ARC - Aave V2 - Liquidity Mining Program (90 days at 30% reduced rate)

aip: TBA
title: Aave V2 - Liquidity Mining Program (90 days at 30% reduced rate)
status: Proposal
author: @MatthewGraham
created: 2021-10 25

Simple Summary

Liquidity mining incentives were introduced to Aave V2on the 26th April 2021 via AIP-16 and then voted to continue on the 24th August 2021 via AIP-32 for an additional 90 days. AIP-32 incentives are due to expire 22nd November 2021.

This ARC presents the community with the opportunity to continue offering stkAAVE incentives for an additional 90 days from when AIP-32 finishes, up to including the 20th February 2021. The incentives will be distributed at a 30% reduced rate, commencing the tapering of incentives on the Aave V2 market.

Stable coin / low vol assets receive lending and borrowing incentives, split 1:2, in favour of borrowers over lenders. Aave V2’s revenue is derived from interest paid by borrowers and borrowing demand drives lending yield through higher liquidity utilisation. High vol assets receive lending incentives, skewed towards assets more recently listed and communities that have static relationships with Aave, like Balancer and Chainlink.


The intent is to recognise liquidity mining incentives played a large role in helping grow Aave V2 TVL, whilst being conscious that competitors continue to offer incentives APRs marginally exceeding what Aave is currently offering.

When incentives were reduced aggressively on the Polygon market, the daily revenue reduced significantly. There is a risk that by tapering liquidity mining incentives on Aave V2 too aggressively could trigger the same outcome as what was experienced on the Polygon market.

Based on the learnings from the Polygon market and reviewing the governance forum, this proposal reduces Liquidity Mining rewards by 30% over the next 90 days. For the following 90 days during 2022, the logic would be to continue further reducing incentives pending how the market reacts to the implementation of this proposal.

It is to the benefit of the protocol to incentivise borrows more than depositors. Conceptually, incentivizing borrows already increases deposit rates, so passive depositors still benefit significantly.

To encourage the depositing of high volatility assets, this proposal suggests incentivising the lending of newly listed assets and continuing to offer incentives on those that are strategically important for the Aave community. Offering incentives on newly listed assets is expected to kickstart the supply of liquidity.


As a community member, liquidity mining has been great for bringing more users as stakeholders for the Aave Protocol and distributing the governance power to a wider more decentralised group of holders. Distributing stkAAVE means users also backstoppers of the protocol and automatically have skin in the game.

I would say that most liquidity that a liquidity protocol such as the Aave Protocol needs is stablecoins - incentivised as diversely as possible and also encouraging stablecoins that are aiming towards decentralization such as RAI, FEI and FRAX.

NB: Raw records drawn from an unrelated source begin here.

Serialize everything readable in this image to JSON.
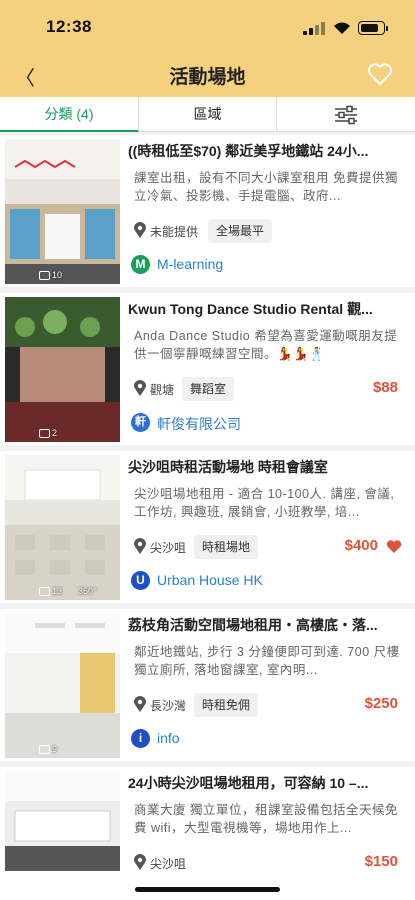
{
  "status_bar": {
    "time": "12:38"
  },
  "nav": {
    "title": "活動場地",
    "back_label": "〈"
  },
  "tabs": [
    {
      "label": "分類 (4)"
    },
    {
      "label": "區域"
    }
  ],
  "colors": {
    "header": "#f5d07f",
    "accent": "#18a05a",
    "price": "#e0533a",
    "link": "#2b7fd4"
  },
  "icons": [
    "back-icon",
    "heart-outline-icon",
    "filter-sliders-icon",
    "pin-icon",
    "camera-icon",
    "heart-filled-icon"
  ],
  "listings": [
    {
      "title": "((時租低至$70) 鄰近美孚地鐵站 24小...",
      "desc": "課室出租，設有不同大小課室租用 免費提供獨立冷氣、投影機、手提電腦、政府...",
      "location": "未能提供",
      "tag": "全場最平",
      "price": "",
      "photo_count": "10",
      "vendor": "M-learning",
      "vendor_initial": "M",
      "vendor_color": "#18a05a"
    },
    {
      "title": "Kwun Tong Dance Studio Rental 觀...",
      "desc": "Anda Dance Studio 希望為喜愛運動嘅朋友提供一個寧靜嘅練習空間。💃💃🕺",
      "location": "觀塘",
      "tag": "舞蹈室",
      "price": "$88",
      "photo_count": "2",
      "vendor": "軒俊有限公司",
      "vendor_initial": "軒",
      "vendor_color": "#2b6fd4"
    },
    {
      "title": "尖沙咀時租活動場地 時租會議室",
      "desc": "尖沙咀場地租用 - 適合 10-100人. 講座, 會議, 工作坊, 興趣班, 展銷會, 小班教學, 培...",
      "location": "尖沙咀",
      "tag": "時租場地",
      "price": "$400",
      "photo_count": "13",
      "photo_extra": "360°",
      "vendor": "Urban House HK",
      "vendor_initial": "U",
      "vendor_color": "#1f4fc2"
    },
    {
      "title": "荔枝角活動空間場地租用・高樓底・落...",
      "desc": "鄰近地鐵站, 步行 3 分鐘便即可到達. 700 尺樓獨立廁所, 落地窗課室, 室內明...",
      "location": "長沙灣",
      "tag": "時租免佣",
      "price": "$250",
      "photo_count": "9",
      "vendor": "info",
      "vendor_initial": "i",
      "vendor_color": "#1f4fc2"
    },
    {
      "title": "24小時尖沙咀場地租用，可容納 10 –...",
      "desc": "商業大廈 獨立單位，租課室設備包括全天候免費 wifi，大型電視機等，場地用作上...",
      "location": "尖沙咀",
      "tag": "",
      "price": "$150",
      "photo_count": "",
      "vendor": "",
      "vendor_initial": "",
      "vendor_color": "#18a05a"
    }
  ]
}
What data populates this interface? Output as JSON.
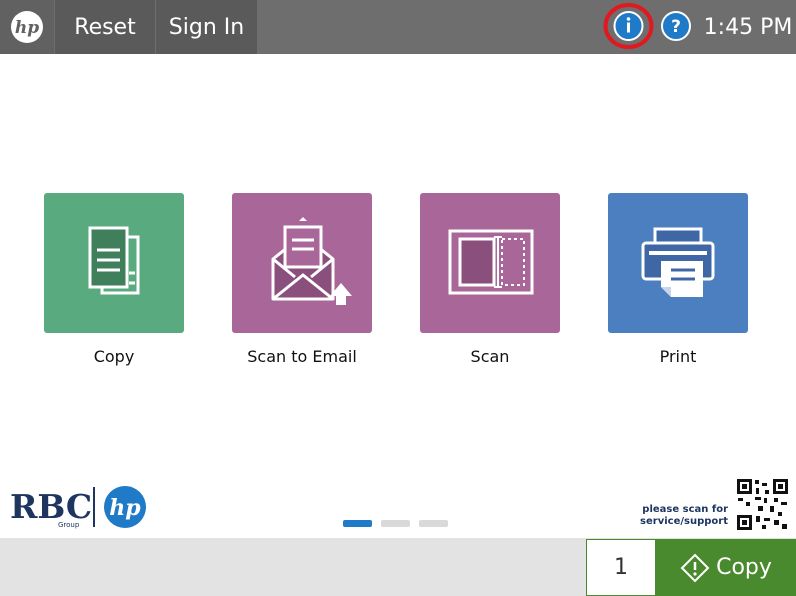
{
  "topbar": {
    "logo_icon": "hp-logo-icon",
    "reset_label": "Reset",
    "signin_label": "Sign In",
    "info_icon": "info-icon",
    "help_icon": "help-icon",
    "time": "1:45 PM",
    "background": "#6e6e6e",
    "highlight_color": "#e0181f"
  },
  "apps": [
    {
      "label": "Copy",
      "icon": "copy-icon",
      "color": "#5aaa80"
    },
    {
      "label": "Scan to Email",
      "icon": "email-icon",
      "color": "#a86798"
    },
    {
      "label": "Scan",
      "icon": "scan-icon",
      "color": "#a86798"
    },
    {
      "label": "Print",
      "icon": "printer-icon",
      "color": "#4c7fbf"
    }
  ],
  "branding": {
    "rbc_text": "RBC",
    "rbc_sub": "Group",
    "scan_line1": "please scan for",
    "scan_line2": "service/support"
  },
  "pagination": {
    "pages": 3,
    "current": 1,
    "active_color": "#1f7ac8",
    "inactive_color": "#d9d9d9"
  },
  "bottombar": {
    "copies_value": "1",
    "start_label": "Copy",
    "start_color": "#4a8a2e"
  }
}
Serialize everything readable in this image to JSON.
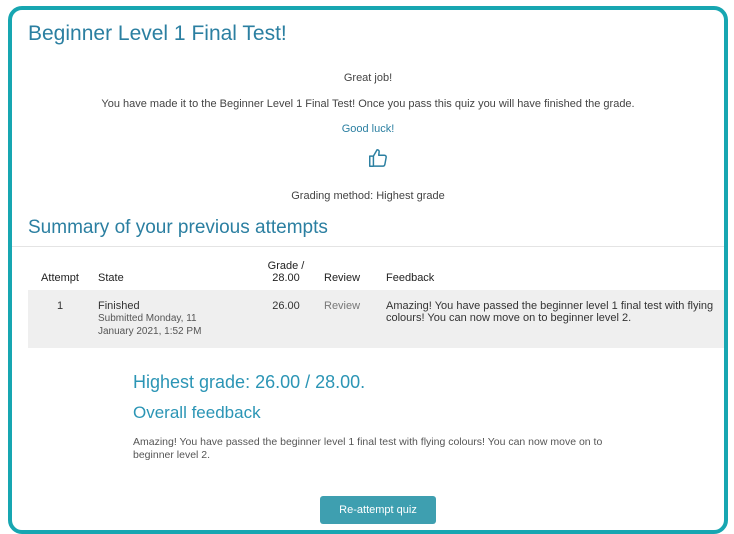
{
  "header": {
    "title": "Beginner Level 1 Final Test!"
  },
  "intro": {
    "great_job": "Great job!",
    "message": "You have made it to the Beginner Level 1 Final Test! Once you pass this quiz you will have finished the grade.",
    "good_luck": "Good luck!",
    "icon": "thumbs-up-icon",
    "grading_method": "Grading method: Highest grade"
  },
  "summary": {
    "title": "Summary of your previous attempts",
    "columns": {
      "attempt": "Attempt",
      "state": "State",
      "grade_line1": "Grade /",
      "grade_line2": "28.00",
      "review": "Review",
      "feedback": "Feedback"
    },
    "rows": [
      {
        "attempt": "1",
        "state": "Finished",
        "submitted_line1": "Submitted Monday, 11",
        "submitted_line2": "January 2021, 1:52 PM",
        "grade": "26.00",
        "review": "Review",
        "feedback": "Amazing! You have passed the beginner level 1 final test with flying colours! You can now move on to beginner level 2."
      }
    ]
  },
  "result": {
    "highest_grade": "Highest grade: 26.00 / 28.00.",
    "overall_title": "Overall feedback",
    "overall_text": "Amazing! You have passed the beginner level 1 final test with flying colours! You can now move on to beginner level 2."
  },
  "actions": {
    "reattempt": "Re-attempt quiz"
  },
  "colors": {
    "frame": "#17a6b1",
    "title": "#2b7fa1",
    "button": "#3e9fb0",
    "row_bg": "#efefef"
  }
}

I would like to present to the community an opportunity to continue distributing stkAAVE at the same rate per day across the Aave V2 market with the intention of achieving the following:

  1. Grow Total Value Locked (TVL)
  2. Increase liquidity
  3. Attractive (low) borrow rates
  4. Increase the protocol income via growing the Reserve Factor
  5. Redistribute governance power towards users of the platform

As the value deposited within the Aave V2 market has grown from ~$5B to ~$21B and the $AAVE price has underperformed this growth, the incentive APR is lower now relative to the start of the prior incentive period.

On the 17th June 2021, the incentives on Polygon were reduced by 5x and revenue fell from $55.77K per day to $32.27K per day. This highlights the risk of reducing incentives to hastily. It is worth noting Compound is providing liquidity mining rewards similar to the existing 2,200 stkAAVE distribution level in terms of APR across key stable coin (low vol asset) markets.

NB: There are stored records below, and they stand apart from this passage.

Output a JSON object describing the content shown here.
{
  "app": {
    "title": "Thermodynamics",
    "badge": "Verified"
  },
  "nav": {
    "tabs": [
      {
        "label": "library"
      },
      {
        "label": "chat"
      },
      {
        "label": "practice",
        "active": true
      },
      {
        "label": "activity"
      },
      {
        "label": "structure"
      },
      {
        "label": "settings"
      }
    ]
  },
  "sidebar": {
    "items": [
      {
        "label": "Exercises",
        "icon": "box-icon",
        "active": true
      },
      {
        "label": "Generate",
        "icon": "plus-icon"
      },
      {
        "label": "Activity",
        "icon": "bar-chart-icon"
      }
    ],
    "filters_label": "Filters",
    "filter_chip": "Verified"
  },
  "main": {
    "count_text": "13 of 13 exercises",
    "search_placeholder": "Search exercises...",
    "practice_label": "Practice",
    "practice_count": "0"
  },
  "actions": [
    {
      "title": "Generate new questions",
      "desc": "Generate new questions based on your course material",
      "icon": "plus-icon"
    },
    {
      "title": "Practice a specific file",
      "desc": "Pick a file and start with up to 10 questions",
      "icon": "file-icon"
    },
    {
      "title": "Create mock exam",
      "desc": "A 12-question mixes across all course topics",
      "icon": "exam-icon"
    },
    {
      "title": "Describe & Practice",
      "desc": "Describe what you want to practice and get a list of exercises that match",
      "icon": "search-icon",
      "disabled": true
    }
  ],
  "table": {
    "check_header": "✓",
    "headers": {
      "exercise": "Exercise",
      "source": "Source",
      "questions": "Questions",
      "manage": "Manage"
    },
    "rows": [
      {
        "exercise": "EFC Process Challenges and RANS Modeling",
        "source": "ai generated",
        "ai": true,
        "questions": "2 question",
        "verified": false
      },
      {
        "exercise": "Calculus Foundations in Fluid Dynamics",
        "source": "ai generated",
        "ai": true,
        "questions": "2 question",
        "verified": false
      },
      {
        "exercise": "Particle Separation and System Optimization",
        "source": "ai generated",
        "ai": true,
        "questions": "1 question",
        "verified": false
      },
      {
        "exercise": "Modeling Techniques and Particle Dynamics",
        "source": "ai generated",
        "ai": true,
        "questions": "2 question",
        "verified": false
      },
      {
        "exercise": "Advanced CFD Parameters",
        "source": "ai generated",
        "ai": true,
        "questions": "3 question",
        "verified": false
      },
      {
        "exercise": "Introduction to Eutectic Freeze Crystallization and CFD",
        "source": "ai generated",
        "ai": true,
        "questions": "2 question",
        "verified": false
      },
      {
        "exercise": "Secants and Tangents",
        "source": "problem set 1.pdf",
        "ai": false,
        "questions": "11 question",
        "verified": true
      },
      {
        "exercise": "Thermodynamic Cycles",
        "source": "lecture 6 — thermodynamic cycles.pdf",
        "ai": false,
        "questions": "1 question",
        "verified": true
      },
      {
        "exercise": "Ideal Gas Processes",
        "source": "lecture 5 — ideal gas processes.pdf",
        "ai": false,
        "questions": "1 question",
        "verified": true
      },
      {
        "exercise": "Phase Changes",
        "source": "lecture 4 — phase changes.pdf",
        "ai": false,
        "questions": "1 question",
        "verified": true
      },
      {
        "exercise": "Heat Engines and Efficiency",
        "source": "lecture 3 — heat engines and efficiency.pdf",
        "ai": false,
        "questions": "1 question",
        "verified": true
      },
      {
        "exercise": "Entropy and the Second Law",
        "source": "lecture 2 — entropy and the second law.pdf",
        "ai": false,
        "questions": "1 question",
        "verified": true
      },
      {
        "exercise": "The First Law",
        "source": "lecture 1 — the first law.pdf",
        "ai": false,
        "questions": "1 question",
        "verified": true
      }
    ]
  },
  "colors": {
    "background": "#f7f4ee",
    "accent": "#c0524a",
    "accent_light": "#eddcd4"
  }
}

Ref. Details: Phase 1 and Phase 2 Liquidity Mining on Polygon.


The below section outlines the proposed liquidity mining incentives to be applied from 22.11.2021 up to and including 20.02.2022.

Key changes from the previous liquidity mining campaign:

  • 30% reduction in incentives to 1,540 stkAAVE per day
  • New additions BUSD, FEI, FRAX, CRV and DPI have all been included
  • Removed UNI and GUSD incentives
  • Incentives are skewed in favour of borrowers over lenders for low vol assets
  • Borrowing incentives are not offered for borrowers of high vol assets
  • Distribution of stkAAVE is pro rata based upon deposit dollar value

The table below shows the intend stkAAVE distribution across the various Aave V2 listings. The overall number of stkAAVE distributor per day is the same and with a larger capital base, generating to a lower APR. The allocations are based loosely around the dollar value of deposits (lenders) and position users to borrow stables. The intent is to drive borrowing demand which will then lead to a higher lending APR. This is further encouraged by incentivising depositing of higher vol assets as collateral which will grow the TVL.

Original Proposal.

Note: TVL per token is as per the 10th November 2021.

Final Proposal

Note: TVL per token is as per the 21st October 2021.

Math: % of value deposited x multiplier then scaled to provide LM Allocation that totals 100%. Link here.

All gas costs incurred implementing the AIP that follows on from this ARC is to be reimbursed by Aave in the form of $AAVE.


Below is a list of the key considerations made when designing the third iteration of Liquidity Mining for the Aave V2 market:

  • Compound continues to offer liquidity mining incentives that marginally exceed those on Aave V2 marketplace. Thus, the risk is that if incentives are reduced aggressively capital migrates to another platform offering more compelling incentives.
  • When the Polygon market aggressively reduced incentives, TVL and therefore revenue dropped significantly. There is a risk that similar behaviour could be experienced on mainnet.
  • Borrowing is the key activity on Aave. Only borrowers pay a fee to use Aave’s liquidity and Aave’s portion of this fee accumulates in the Reserve Factor. Thus, borrowers technically provide more value to the protocol by:
    • Increasing depositor interest
    • Increasing reserve factor earnings
    • Incentivizing borrows more than deposits reduces the maximum earnings from a “leverage loop”
  • Aave V2 TVL is heavily composed of three main stable coins (low vol assets) USDC, DAI and USDT. In effort to support the largest revenue generating pools, incentives are skewed towards low vol assets.
  • In an attempt to grow TVL and capture the less centralised low vol asset markets, incentives for lending and borrowing assets like RAI and FEI have been introduced and are treated in a similar fashion to existing more centralised low vol assets like USDC. Note, neither RAI nor FEI are listed on any other Tier 1 money market protocol.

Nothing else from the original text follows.